Cricket
Sidharth Monga 6y

What happened to Lynn's weakness against spin?

IPL, Cricket

Doesn't Lynn struggle against spin, and don't Kings XI Punjab have two of the best?

Valid questions those, and yet Chris Lynn scored 74 off 41 against a side that has mystery spinner Mujeeb Ur Rahman and a rejuvenated R Ashwin. Lynn came into this match with his strike rate against pace exactly double that against spin, which was worse than a run a ball at 77.5. In his past contests with Ashwin, Lynn had scored just 11 off 14 balls, getting out once. And there were nine overs of spin bowled when he was at the wicket.

The great thing about T20s nowadays is watching people find a way. Lynn took a leaf out of the book of the other Chris - Gayle - and just avoided fighting his weakness. And when he targeted his strengths, he targeted them ruthlessly. Lynn scored 45 runs off the 21 balls of pace he faced, hitting four sixes off them. Against spin, Lynn was happy with just 29 off 20 balls. The smarter thing was his manipulation of strike: he faced just 20 out of the possible 54 spin deliveries when at the wicket, and 21 of the 38 bowled by the quicks. The biggest favour Lynn did himself and Kolkata Knight Riders was take those singles and get away from the strike when spin was on.

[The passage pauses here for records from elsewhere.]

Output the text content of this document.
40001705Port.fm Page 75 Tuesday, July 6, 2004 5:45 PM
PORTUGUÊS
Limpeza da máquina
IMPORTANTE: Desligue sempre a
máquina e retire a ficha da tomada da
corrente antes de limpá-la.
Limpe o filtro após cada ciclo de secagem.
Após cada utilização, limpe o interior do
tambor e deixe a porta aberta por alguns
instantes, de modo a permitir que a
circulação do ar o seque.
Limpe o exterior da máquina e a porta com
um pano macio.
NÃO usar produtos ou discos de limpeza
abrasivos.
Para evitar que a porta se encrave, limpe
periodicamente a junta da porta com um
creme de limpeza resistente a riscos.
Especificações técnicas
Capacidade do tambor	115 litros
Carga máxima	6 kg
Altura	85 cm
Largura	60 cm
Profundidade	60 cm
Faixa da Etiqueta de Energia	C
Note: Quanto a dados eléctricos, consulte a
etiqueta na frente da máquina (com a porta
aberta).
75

What was happening at the other end then?

Lynn is lucky to be a part of a team where the rest of the top order's strength is contrasting to his strength. Kings XI under Ashwin love their match-ups, but it gets a little difficult for fielding sides to execute matches if Lynn bats deep into an innings. Sunil Narine, Robin Uthappa and Dinesh Karthik all are good players of spin. So as a captain, you are not sure which bowler to bowl at such partnerships. Ashwin went half and half. When pace was on, Lynn went after it; when spin was on, he watched Karthik do his thing from the other end. There was a time when Kings XI employed spin at both ends, but during a three-over spell, Lynn faced only four balls from them.

Russell's strengths against Sran's comfort level - what does captain choose?

The stage was set for Andre Russell. He came in to bat in the 16th over, Knight Riders had a decent score on the board, and the spinners had been bowled out. Russell came into the match with a strike rate of 274 against pace, with a six hit every three balls. Only one of his 19 sixes so far had been hit behind square. Now Ashwin has already shown he is a captain who looks at these things. He set the field accordingly for Barinder Sran. Mid-off was up to get cover square of the wicket. The plan seemed to be to force him to hit off the back foot.

And then Sran served a full toss. This is when your captaincy is tested, when you have to weigh batsmen's strengths and weaknesses against your bowler's comfort level. It just seemed that Sran was not comfortable bowling short. Ashwin listened to his bowler, the mid-off went back and pretty straight. Sran seemed comfortable with the plan of bowling full and straight, and try to not give Russell freedom to swing his arms. On another day, the shot drilled straight to long-off might have sailed over, but Sran delivered what he promised. The wicket was the difference between a chase of 220 and 192.

Did Karthik's instincts fail him?

Knight Riders have made good use of spin in the Powerplay this season. The match-up was set: in all T20 cricket, Narine had bowled 45 balls to Gayle for just 40 runs, getting him out twice. Narine is no stranger to opening the bowling either. In Shivam Mavi, Knight Riders had a swing bowler, a breed that can trouble Gayle. Narine had conceded 26 runs at a strike rate of 200 to Gayle's partner KL Rahul, but that is a small sample and in the form that Rahul is, every bowler is going to have to bowl out of his skin to contain him.

Surely Karthik knew these numbers but his instinct must have told him to test Gayle's ego against fellow Jamaican Russell. Two of the best practitioners of T20s against each other: the Bradman of the format against Kallis if not Sobers. That match-up hasn't worked for Russell, though. Russell came into the match having conceded 50 off 30 balls bowled to Gayle without any wicket. Gayle got stuck into Russell, taking 21 off seven Russell deliveries, and by the time Narine came on to draw some respect from Gayle he was bedded in and unlikely to make any desperate mistake.